К алтарю в круг девушек вошли двое старцев. Один держал в руках чашу с вином, другой большой кусок хлеба. Они тоже поднялись по спинам девушек на алтарь, к Иисусу. Держащий в руках потир,[31] взошёл первым, второй следовал за ним с большой лепёшкой хлеба, выпеченной в тандыре.

– Преломи хлеб, – сказал один из старцев. – Возьми себе кусочек, а остальное раздай ближним, как сделал царь Салимский.

– Прими чашу, – произнёс второй. – Сделай глоток и передай ближним, как сделал Мелхиседек.[32]

Иисус, стоящий лицом к символу креста, встал на цыпочки и дотянулся губами до перекрестья. Поцеловав крест, неофит отщипнул кусочек хлеба, запил из чаши вином и передал всё жрецам, которые тоже повторили Причастие посвящаемого.

Чашу с освящённым вином и хлебом пустили по кругу. Когда каждый из присутствующих сделал глоток и съел кусочек хлеба, вдруг откуда-то в закрытом пещерном гроте возник ветер, и факелы в руках пророчиц погасли.

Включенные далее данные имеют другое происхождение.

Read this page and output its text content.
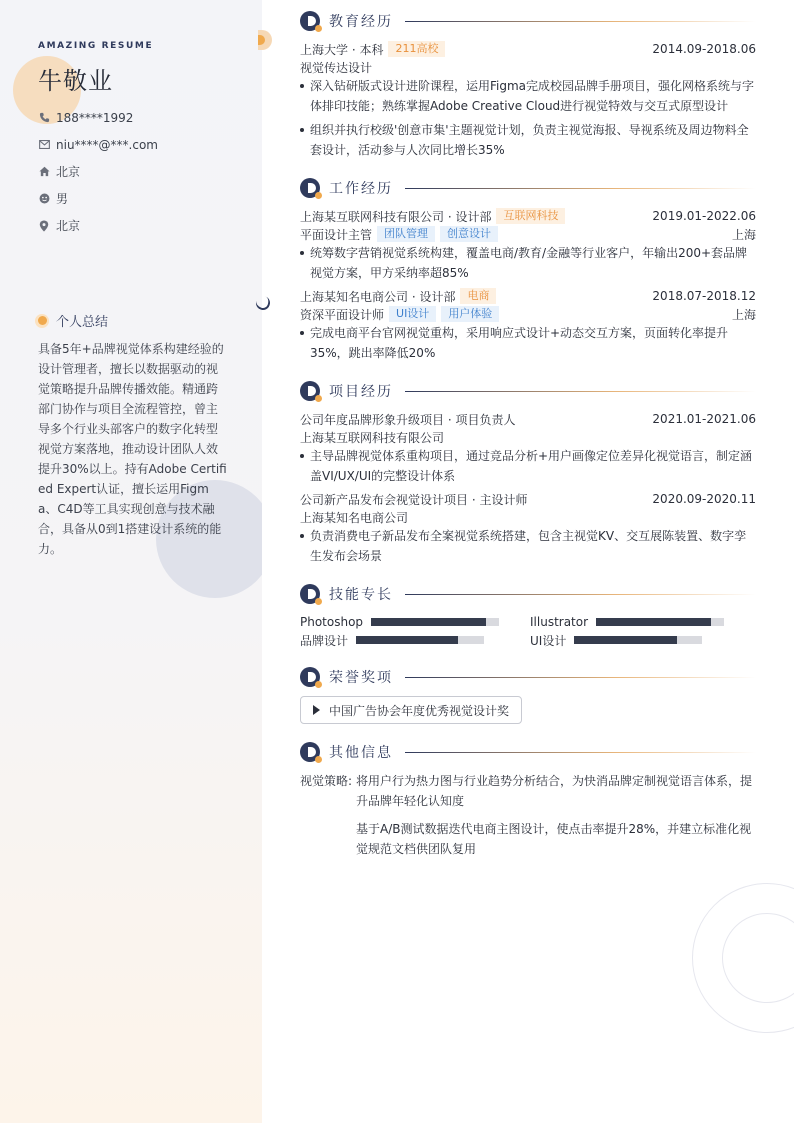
AMAZING RESUME
牛敬业
188****1992
niu****@***.com
北京
男
北京
个人总结
具备5年+品牌视觉体系构建经验的设计管理者，擅长以数据驱动的视觉策略提升品牌传播效能。精通跨部门协作与项目全流程管控，曾主导多个行业头部客户的数字化转型视觉方案落地，推动设计团队人效提升30%以上。持有Adobe Certified Expert认证，擅长运用Figma、C4D等工具实现创意与技术融合，具备从0到1搭建设计系统的能力。
教育经历
上海大学 · 本科	211高校	2014.09-2018.06
视觉传达设计
深入钻研版式设计进阶课程，运用Figma完成校园品牌手册项目，强化网格系统与字体排印技能；熟练掌握Adobe Creative Cloud进行视觉特效与交互式原型设计
组织并执行校级'创意市集'主题视觉计划，负责主视觉海报、导视系统及周边物料全套设计，活动参与人次同比增长35%
工作经历
上海某互联网科技有限公司 · 设计部	互联网科技	2019.01-2022.06
平面设计主管	团队管理	创意设计	上海
统筹数字营销视觉系统构建，覆盖电商/教育/金融等行业客户，年输出200+套品牌视觉方案，甲方采纳率超85%
上海某知名电商公司 · 设计部	电商	2018.07-2018.12
资深平面设计师	UI设计	用户体验	上海
完成电商平台官网视觉重构，采用响应式设计+动态交互方案，页面转化率提升35%，跳出率降低20%
项目经历
公司年度品牌形象升级项目 · 项目负责人	2021.01-2021.06
上海某互联网科技有限公司
主导品牌视觉体系重构项目，通过竞品分析+用户画像定位差异化视觉语言，制定涵盖VI/UX/UI的完整设计体系
公司新产品发布会视觉设计项目 · 主设计师	2020.09-2020.11
上海某知名电商公司
负责消费电子新品发布全案视觉系统搭建，包含主视觉KV、交互展陈装置、数字孪生发布会场景
技能专长
Photoshop	Illustrator
品牌设计	UI设计
荣誉奖项
中国广告协会年度优秀视觉设计奖
其他信息
视觉策略: 将用户行为热力图与行业趋势分析结合，为快消品牌定制视觉语言体系，提升品牌年轻化认知度
基于A/B测试数据迭代电商主图设计，使点击率提升28%，并建立标准化视觉规范文档供团队复用
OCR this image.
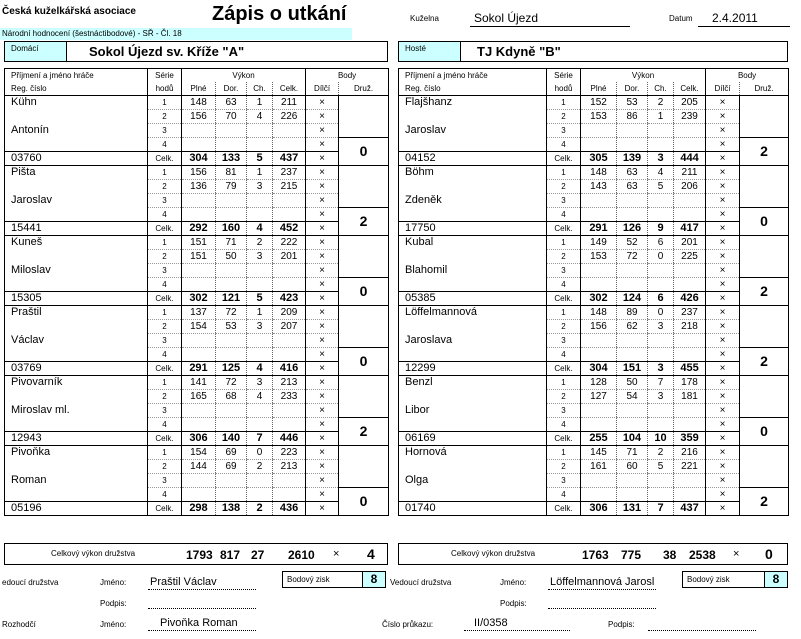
Česká kuželkářská asociace
Národní hodnocení (šestnáctibodové) - SŘ - Čl. 18
Zápis o utkání	Kuželna	Sokol Újezd	Datum 2.4.2011
Domácí	Sokol Újezd sv. Kříže "A"	Hosté	TJ Kdyně "B"
Příjmení a jméno hráče	Série	Výkon				Body	
Reg. číslo	hodů	Plné	Dor.	Ch.	Celk.	Dílčí	Druž.
Kühn	1	148	63	1	211	×	
	2	156	70	4	226	×	
Antonín	3					×	
	4					×	0
03760	Celk.	304	133	5	437	×	
Pišta	1	156	81	1	237	×	
	2	136	79	3	215	×	
Jaroslav	3					×	
	4					×	2
15441	Celk.	292	160	4	452	×	
Kuneš	1	151	71	2	222	×	
	2	151	50	3	201	×	
Miloslav	3					×	
	4					×	0
15305	Celk.	302	121	5	423	×	
Praštil	1	137	72	1	209	×	
	2	154	53	3	207	×	
Václav	3					×	
	4					×	0
03769	Celk.	291	125	4	416	×	
Pivovarník	1	141	72	3	213	×	
	2	165	68	4	233	×	
Miroslav ml.	3					×	
	4					×	2
12943	Celk.	306	140	7	446	×	
Pivoňka	1	154	69	0	223	×	
	2	144	69	2	213	×	
Roman	3					×	
	4					×	0
05196	Celk.	298	138	2	436	×	
Příjmení a jméno hráče	Série	Výkon				Body	
Reg. číslo	hodů	Plné	Dor.	Ch.	Celk.	Dílčí	Druž.
Flajšhanz	1	152	53	2	205	×	
	2	153	86	1	239	×	
Jaroslav	3					×	
	4					×	2
04152	Celk.	305	139	3	444	×	
Böhm	1	148	63	4	211	×	
	2	143	63	5	206	×	
Zdeněk	3					×	
	4					×	0
17750	Celk.	291	126	9	417	×	
Kubal	1	149	52	6	201	×	
	2	153	72	0	225	×	
Blahomil	3					×	
	4					×	2
05385	Celk.	302	124	6	426	×	
Löffelmannová	1	148	89	0	237	×	
	2	156	62	3	218	×	
Jaroslava	3					×	
	4					×	2
12299	Celk.	304	151	3	455	×	
Benzl	1	128	50	7	178	×	
	2	127	54	3	181	×	
Libor	3					×	
	4					×	0
06169	Celk.	255	104	10	359	×	
Hornová	1	145	71	2	216	×	
	2	161	60	5	221	×	
Olga	3					×	
	4					×	2
01740	Celk.	306	131	7	437	×	
Celkový výkon družstva	1793 817 27 2610 × 4	Celkový výkon družstva	1763 775 38 2538 × 0
edoucí družstva	Jméno: Praštil Václav	Bodový zisk	8
Podpis:
Vedoucí družstva	Jméno: Löffelmannová Jarosl	Bodový zisk	8
Podpis:
Rozhodčí	Jméno:	Pivoňka Roman	Číslo průkazu:	II/0358	Podpis:
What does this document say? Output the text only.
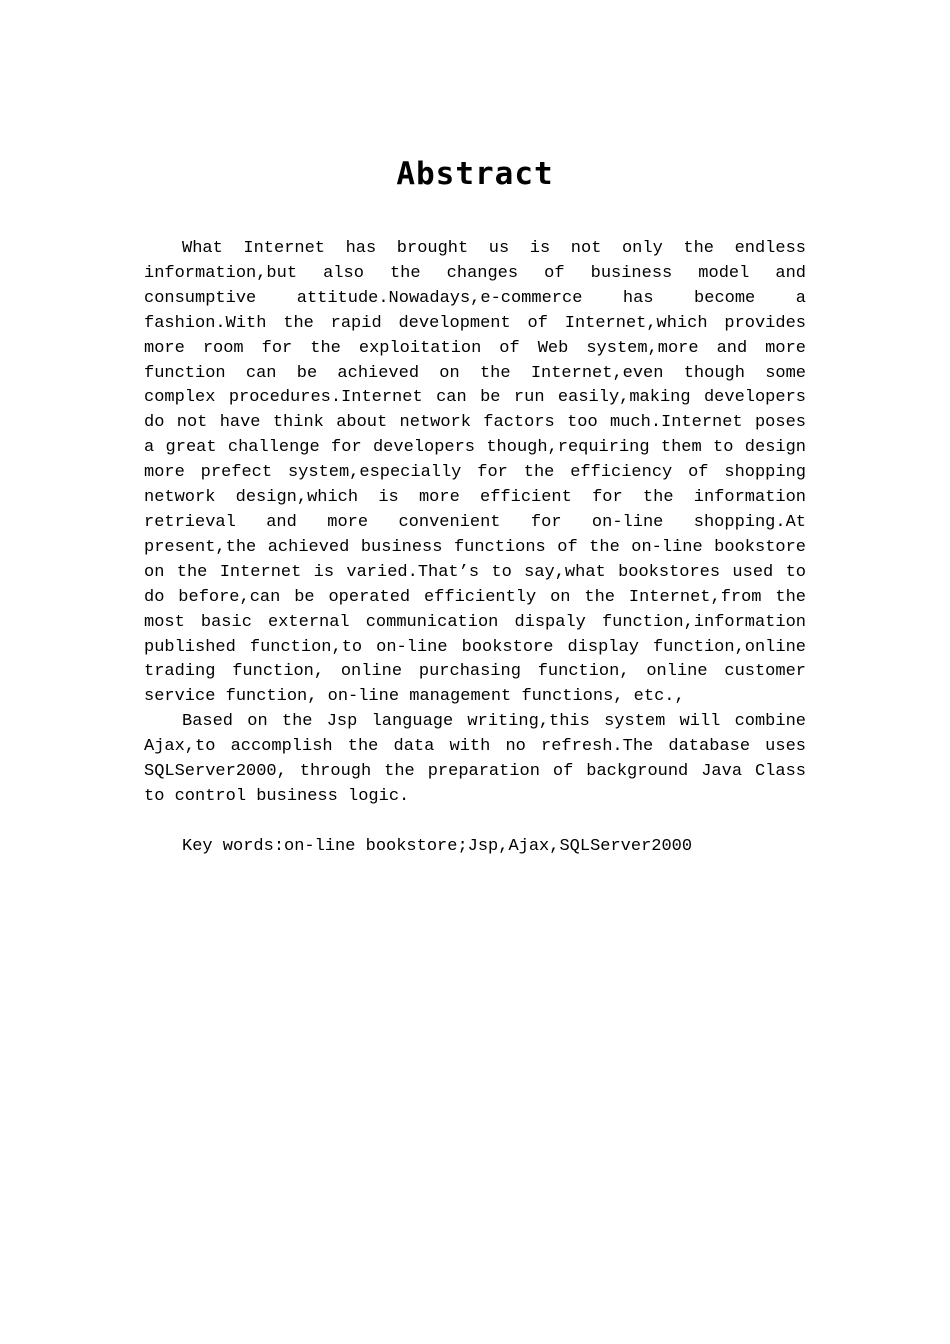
Abstract

What Internet has brought us is not only the endless information,but also the changes of business model and consumptive attitude.Nowadays,e-commerce has become a fashion.With the rapid development of Internet,which provides more room for the exploitation of Web system,more and more function can be achieved on the Internet,even though some complex procedures.Internet can be run easily,making developers do not have think about network factors too much.Internet poses a great challenge for developers though,requiring them to design more prefect system,especially for the efficiency of shopping network design,which is more efficient for the information retrieval and more convenient for on-line shopping.At present,the achieved business functions of the on-line bookstore on the Internet is varied.That’s to say,what bookstores used to do before,can be operated efficiently on the Internet,from the most basic external communication dispaly function,information published function,to on-line bookstore display function,online trading function, online purchasing function, online customer service function, on-line management functions, etc.,

Based on the Jsp language writing,this system will combine Ajax,to accomplish the data with no refresh.The database uses SQLServer2000, through the preparation of background Java Class to control business logic.

Key words:on-line bookstore;Jsp,Ajax,SQLServer2000
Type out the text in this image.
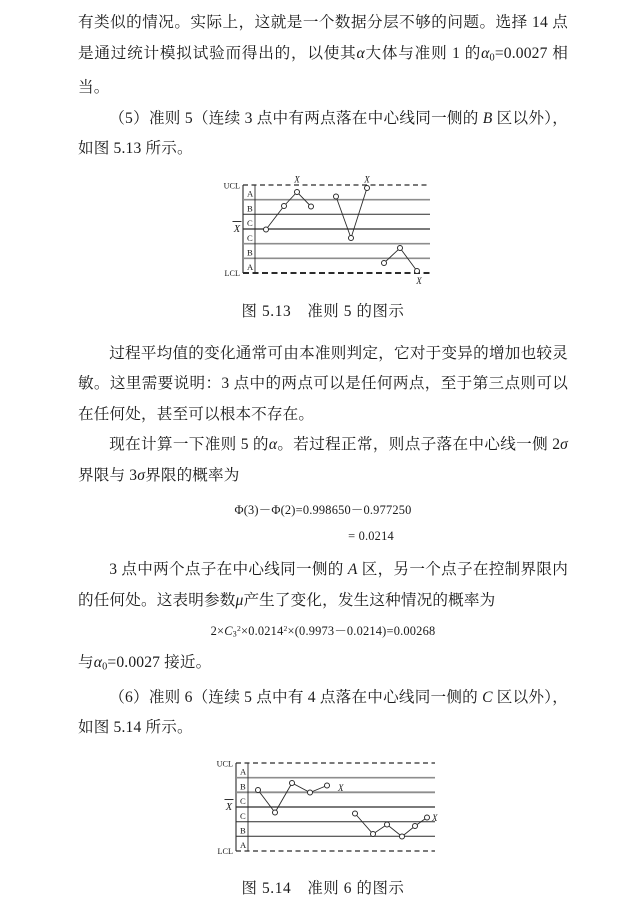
有类似的情况。实际上，这就是一个数据分层不够的问题。选择 14 点是通过统计模拟试验而得出的，以使其α大体与准则 1 的$\alpha_0=0.0027$ 相当。

（5）准则 5（连续 3 点中有两点落在中心线同一侧的 B 区以外），如图 5.13 所示。

UCL
LCL
X
A
B
C
C
B
A
X	X
X

图 5.13 准则 5 的图示

过程平均值的变化通常可由本准则判定，它对于变异的增加也较灵敏。这里需要说明：3 点中的两点可以是任何两点，至于第三点则可以在任何处，甚至可以根本不存在。

现在计算一下准则 5 的α。若过程正常，则点子落在中心线一侧 2σ界限与 3σ界限的概率为

Φ(3)－Φ(2)=0.998650－0.977250

= 0.0214

3 点中两个点子在中心线同一侧的 A 区，另一个点子在控制界限内的任何处。这表明参数μ产生了变化，发生这种情况的概率为

$2\times C_3^2\times 0.0214^2\times(0.9973-0.0214)=0.00268$

与$\alpha_0=0.0027$ 接近。

（6）准则 6（连续 5 点中有 4 点落在中心线同一侧的 C 区以外），如图 5.14 所示。

UCL
LCL
X
A
B
C
C
B
A
X
X

图 5.14 准则 6 的图示
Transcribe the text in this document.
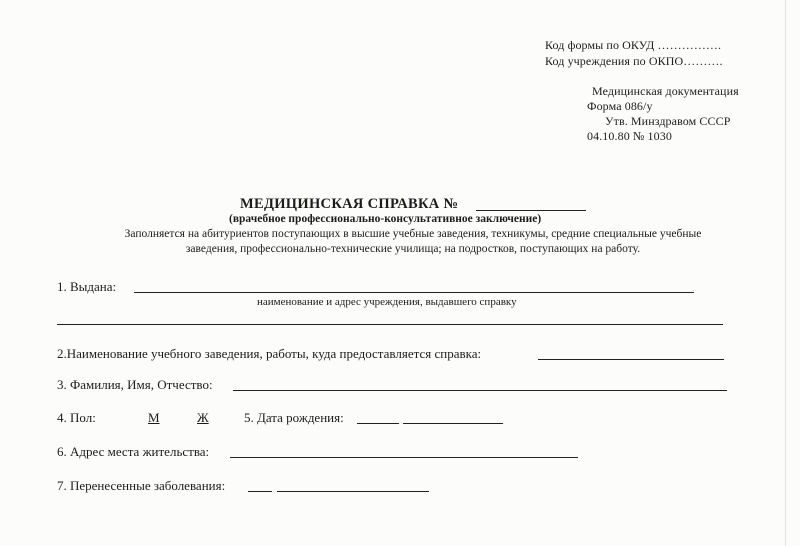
Код формы по ОКУД …………….
Код учреждения по ОКПО……….
Медицинская документация
Форма 086/у
Утв. Минздравом СССР
04.10.80 № 1030
МЕДИЦИНСКАЯ СПРАВКА №
(врачебное профессионально-консультативное заключение)
Заполняется на абитуриентов поступающих в высшие учебные заведения, техникумы, средние специальные учебные
заведения, профессионально-технические училища; на подростков, поступающих на работу.
1. Выдана:
наименование и адрес учреждения, выдавшего справку
2.Наименование учебного заведения, работы, куда предоставляется справка:
3. Фамилия, Имя, Отчество:
4. Пол:	М	Ж	5. Дата рождения:
6. Адрес места жительства:
7. Перенесенные заболевания:
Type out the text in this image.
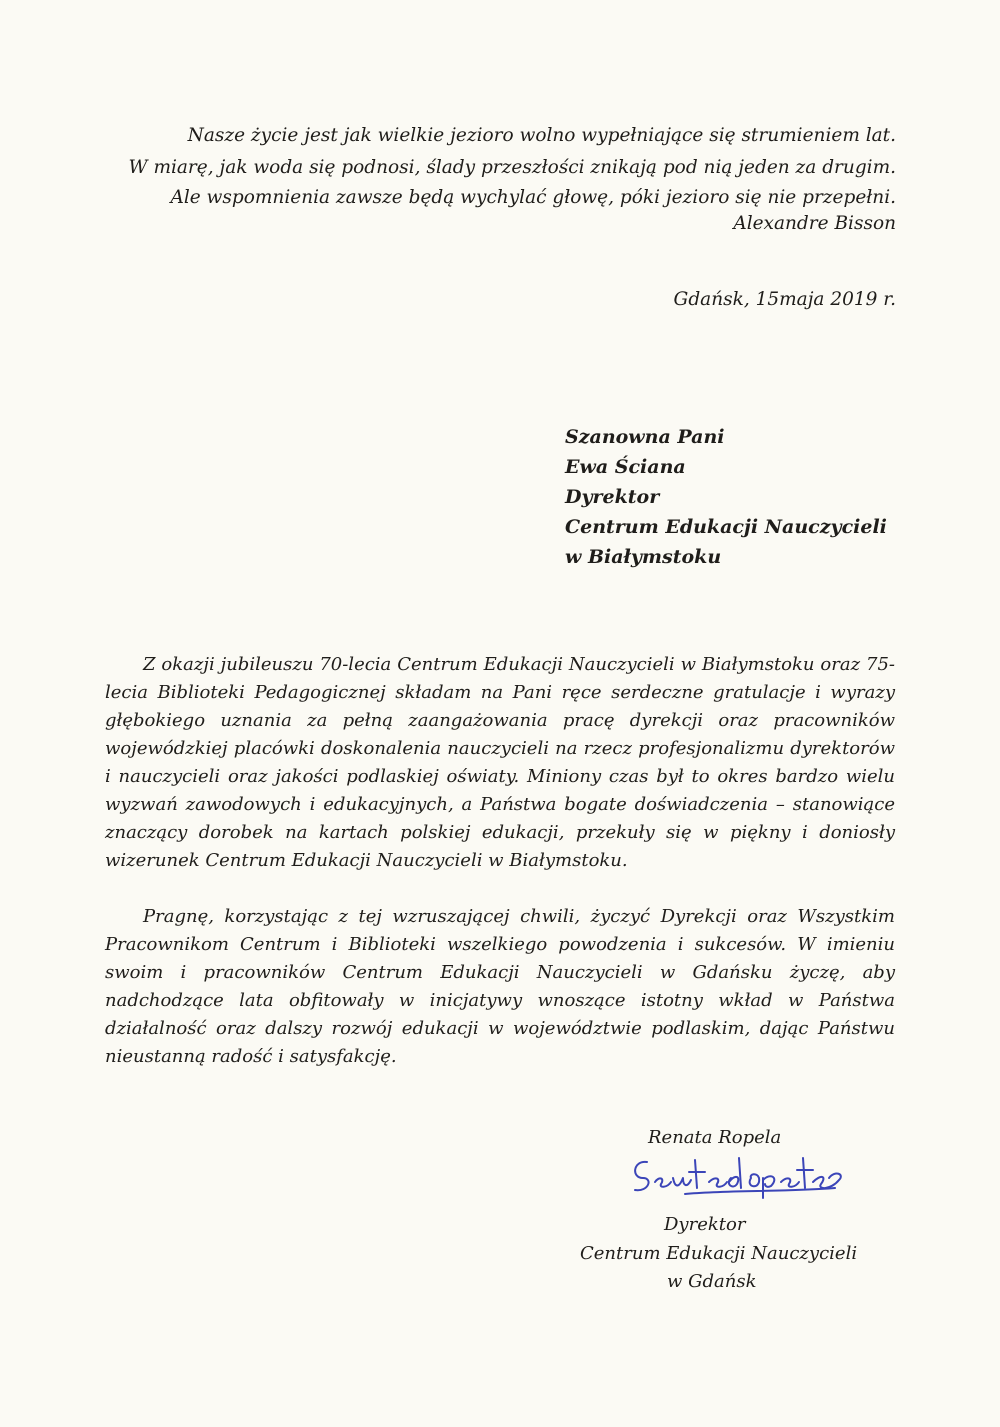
Nasze życie jest jak wielkie jezioro wolno wypełniające się strumieniem lat.
W miarę, jak woda się podnosi, ślady przeszłości znikają pod nią jeden za drugim.
Ale wspomnienia zawsze będą wychylać głowę, póki jezioro się nie przepełni.
Alexandre Bisson
Gdańsk, 15maja 2019 r.
Szanowna Pani
Ewa Ściana
Dyrektor
Centrum Edukacji Nauczycieli
w Białymstoku

Z okazji jubileuszu 70-lecia Centrum Edukacji Nauczycieli w Białymstoku oraz 75-lecia Biblioteki Pedagogicznej składam na Pani ręce serdeczne gratulacje i wyrazy głębokiego uznania za pełną zaangażowania pracę dyrekcji oraz pracowników wojewódzkiej placówki doskonalenia nauczycieli na rzecz profesjonalizmu dyrektorów i nauczycieli oraz jakości podlaskiej oświaty. Miniony czas był to okres bardzo wielu wyzwań zawodowych i edukacyjnych, a Państwa bogate doświadczenia – stanowiące znaczący dorobek na kartach polskiej edukacji, przekuły się w piękny i doniosły wizerunek Centrum Edukacji Nauczycieli w Białymstoku.

Pragnę, korzystając z tej wzruszającej chwili, życzyć Dyrekcji oraz Wszystkim Pracownikom Centrum i Biblioteki wszelkiego powodzenia i sukcesów. W imieniu swoim i pracowników Centrum Edukacji Nauczycieli w Gdańsku życzę, aby nadchodzące lata obfitowały w inicjatywy wnoszące istotny wkład w Państwa działalność oraz dalszy rozwój edukacji w województwie podlaskim, dając Państwu nieustanną radość i satysfakcję.

Renata Ropela
Dyrektor
Centrum Edukacji Nauczycieli
w Gdańsk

Не погасли только пять светящихся камней под сводом пещеры. Они, как пять сияющих звёзд на чёрном небосклоне сияли над головой послушника, предрекая ему путь, который он должен будет пройти в этом мире.

Ведь звезда из пяти лучей совмещает в себе истинно Божескую Любовь и Познание. Именно к этому и стремился адепт. Хотя после посвящения на алтаре он не был уже адептом, он был жрецом, но не религии, а веры. Веры в Бога и в Божественное начало. Без этого ни одна религия не могла существовать на земле.

В навалившемся внезапно молчании вдруг прогремел сильный нечеловеческий голос:

– Жизнь Твоя предстоит, чтобы вывести братьев из темноты. Восстань и говори!..

Иисус так и сделал. Спрыгнув с алтаря, он принялся каждого по отдельности выводить из молитвенной залы за руку, а сам ушёл последним, но на всю жизнь запомнил слова, прозвучавшие в темноте пещерного грота, тем более что фразу эту не произносил никто из присутствующих ни в годы обучения, ни после посвящения.

За всё время, проведённое в храме ессеев, Иисус мог с закрытыми глазами определить голос каждого, а этот, прозвучавший ниоткуда… послушник даже не мог определить направления, откуда прозвучало жизненное благословение.

– Спасибо, Отец мой! Ты не оставляешь меня, – наконец произнёс он. – Не ведаю мыслей Твоих, Господи! Но пусть будет не моя воля, а Твоя. Сделай так, как должно мне.

Глава 5

Ярослав шёл по ночному Иерусалиму впервые и находил его ничуть не хуже ночной Москвы. Но никак не лучше российской столицы, во многом американизированной при помощи современного правительства. И всё же трудно отыскать на планете другой город, содержащий подобную энергетическую ауру. Ярослава Кузнецова радовало в настоящий момент совсем другое, а именно, что даже в далёком зарубежье пришлось работать в одной команде с бывшими москвичами. Ярославу это казалось предзнаменованием чего-то грандиозного.

Собственно, грандиозное уже произошло. Привезённые в израильский исторический институт кувшины с найденными документами оказались ценнейшей находкой, когда-либо попадавшей в руки археологов.

При возвращении назад в Иерусалим, вёл машину Шимон по просьбе Илоны. А девушка забралась на заднее сиденье джипа и всё колдовала с переводом уже добытой из кувшина рукописи.

– Да хватит вам, – полуобернулся к ней Шимон. – Успеем ещё ознакомиться с найденными документами в лаборатории.

– Кстати, – подняла на него глаза Илона. – В институте никто не должен знать, что один из документов я уже достала из амфоры. Договорились?

– Это ещё почему? – не понял Шимон.

– А потому, – ответил за Илону Ярослав. – По идее сосуды должны вскрываться только в специальных боксах. А перед этим все горшки должны быть обработаны высокочастотными волнами и просвечены рентгеновскими лучами и чем-то там ещё. Всё это входит в обязательную программу работы с древними рукописями. И чтобы они не рассыпались при вскрытии, применяют всяческие околонаучные операции. Нашей начальнице здорово повезло, что документ оказался в великолепной сохранности, иначе за такой пергамент ей голову оторвали бы. Я прав?